According to former U.S. Air Force Surgeon General/Lt. General (Ret.), Dr. Paul K. Carlton Jr., “The ABCM will absolutely save lives and revolutionize the way the world thinks about medical evacuation. Nothing in the world comes close to the capabilities Knight brings to the table.”
Knight’s modern new large space at Port San Antonio allows the company to conduct research, engineering, fabrication, testing and product demonstrations within a single facility.
The airworthiness of the new technology is assured as it has been built using the highest of military and FAA standards. Knight’s many platforms, including the ABCM, have been proven and certified over the course of the company’s history.
For nearly 30 years, Knight Aerospace has specialized in the fabrication of quick-change roll-on / roll-off systems such as palletized seating and VIP cabins that allow cargo aircraft to be quickly converted to different uses. The company began to focus on the design of aeromedical solutions, including innovations for the safer transportation of highly contagious patients, beginning seven years ago following global outbreaks of Ebola.
Knight in-house engineers and other personnel collaborated over many years with defense and medical experts to design and develop the life-saving technology.
As part of that development of the ABCM technology, the company consulted and worked in close alignment with numerous defense and medical organizations around the world, including the U.S. Centers for Disease Control (CDC), to develop a product that can provide the highest quality medical care while in flight and can be adapted to meet different needs.
The ABCM operates within different types of cargo aircraft. Shown is one of the unit’s first missions aboard a Royal Canadian Air Force C-17.
Long before the current COVID-19 pandemic, Knight also began to build its expertise. The medical team is led by Dr. Paul K. Carlton Jr., who is one of the world’s top experts in medical evacuation and the developer of Critical Care Air Transport Team (CCATT) currently used by the U.S. Air Force and military forces around the world and serves as an advisor to Knight. The company Chief Medical Officer, Dr. Jay Johannigman, is a colonel in the U.S. Army Reserves with decades of military medicine experience, including as a leading combat surgeon.
According to Johannigman, “It is a privilege to be part of the team that brings this solution to the world, especially from where I sit.” Johannigman is currently deployed to the region of COMRS at NATO headquarters in Kabul.
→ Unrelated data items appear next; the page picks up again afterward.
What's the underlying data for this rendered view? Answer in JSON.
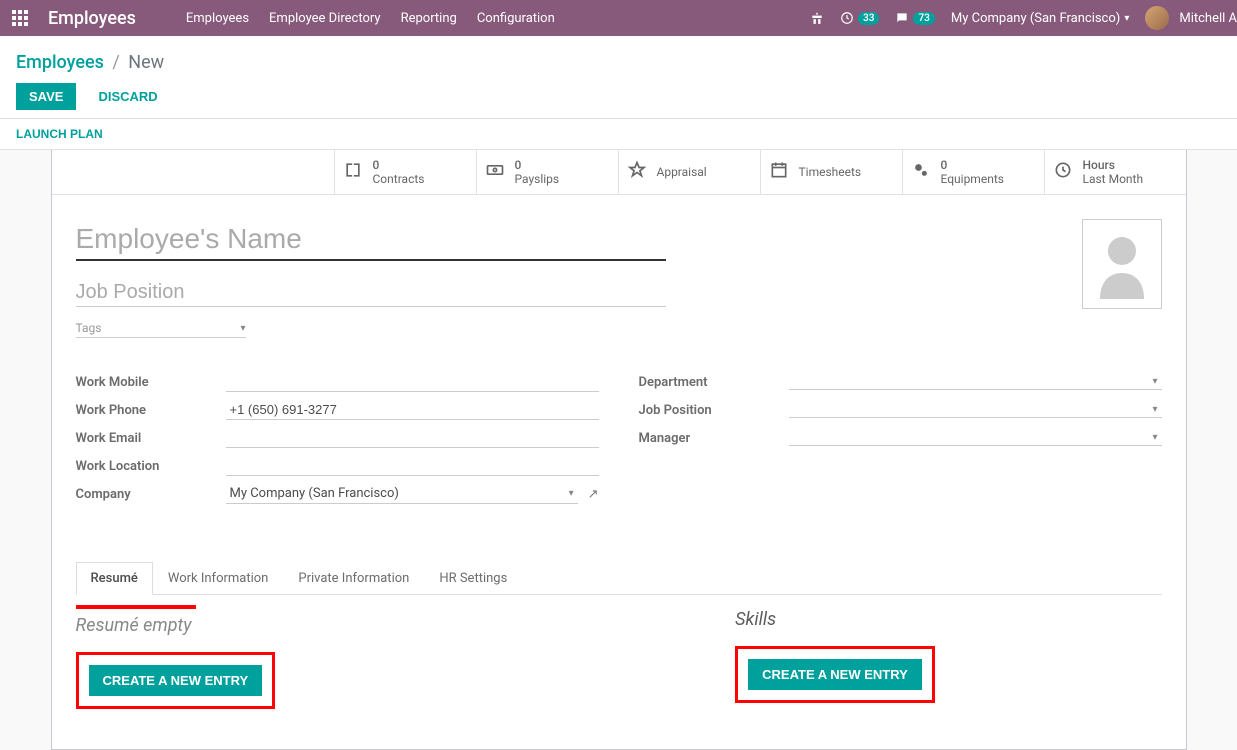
{
  "header": {
    "app_title": "Employees",
    "menus": [
      "Employees",
      "Employee Directory",
      "Reporting",
      "Configuration"
    ],
    "activity_count": "33",
    "message_count": "73",
    "company": "My Company (San Francisco)",
    "user_name": "Mitchell A"
  },
  "breadcrumb": {
    "root": "Employees",
    "current": "New"
  },
  "actions": {
    "save": "SAVE",
    "discard": "DISCARD",
    "launch_plan": "LAUNCH PLAN"
  },
  "stat_buttons": [
    {
      "count": "0",
      "label": "Contracts"
    },
    {
      "count": "0",
      "label": "Payslips"
    },
    {
      "count": "",
      "label": "Appraisal"
    },
    {
      "count": "",
      "label": "Timesheets"
    },
    {
      "count": "0",
      "label": "Equipments"
    },
    {
      "count": "Hours",
      "label": "Last Month"
    }
  ],
  "form": {
    "name_placeholder": "Employee's Name",
    "job_position_placeholder": "Job Position",
    "tags_placeholder": "Tags",
    "left_fields": {
      "work_mobile_label": "Work Mobile",
      "work_mobile_value": "",
      "work_phone_label": "Work Phone",
      "work_phone_value": "+1 (650) 691-3277",
      "work_email_label": "Work Email",
      "work_email_value": "",
      "work_location_label": "Work Location",
      "work_location_value": "",
      "company_label": "Company",
      "company_value": "My Company (San Francisco)"
    },
    "right_fields": {
      "department_label": "Department",
      "department_value": "",
      "job_position_label": "Job Position",
      "job_position_value": "",
      "manager_label": "Manager",
      "manager_value": ""
    }
  },
  "tabs": [
    "Resumé",
    "Work Information",
    "Private Information",
    "HR Settings"
  ],
  "resume_section": {
    "heading": "Resumé empty",
    "button": "CREATE A NEW ENTRY"
  },
  "skills_section": {
    "heading": "Skills",
    "button": "CREATE A NEW ENTRY"
  }
}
Knight is also working with outside partners in the development of its aeromedical transportation innovation. As construction of the first ABCM was finalized, the company turned to San Antonio-based Southwest Research Institute (SwRI) for final testing and validation of its hermetic capabilities.
“In our increasingly connected world, it is essential for innovators like the Knight team to bring all of the right elements quickly and efficiently,” said Jim Perschbach, President and CEO of the large technology campus onto which Knight relocated in 2019. “We are proud that our platform at the Port supported that connectivity—providing the right operational environment to design and build the new technology; proximity to our community’s defense, research and medical experts who supported the effort; and proximity to airfield assets at the Port to successfully fulfill and deliver this urgent project to Knight’s Canadian customer.”
Considering the effects of COVID-19 pandemic and the likelihood of future disease outbreaks, Knight anticipates growing global demand as governments better prepare to respond to similar situations.
The company’s new 160,000-square-foot facility at the Port provides the growing team — which includes an array of engineers, designers, and fabrication specialists — the ability to continue to develop the new technology while fulfilling orders from other defense, public health, and NGOs worldwide.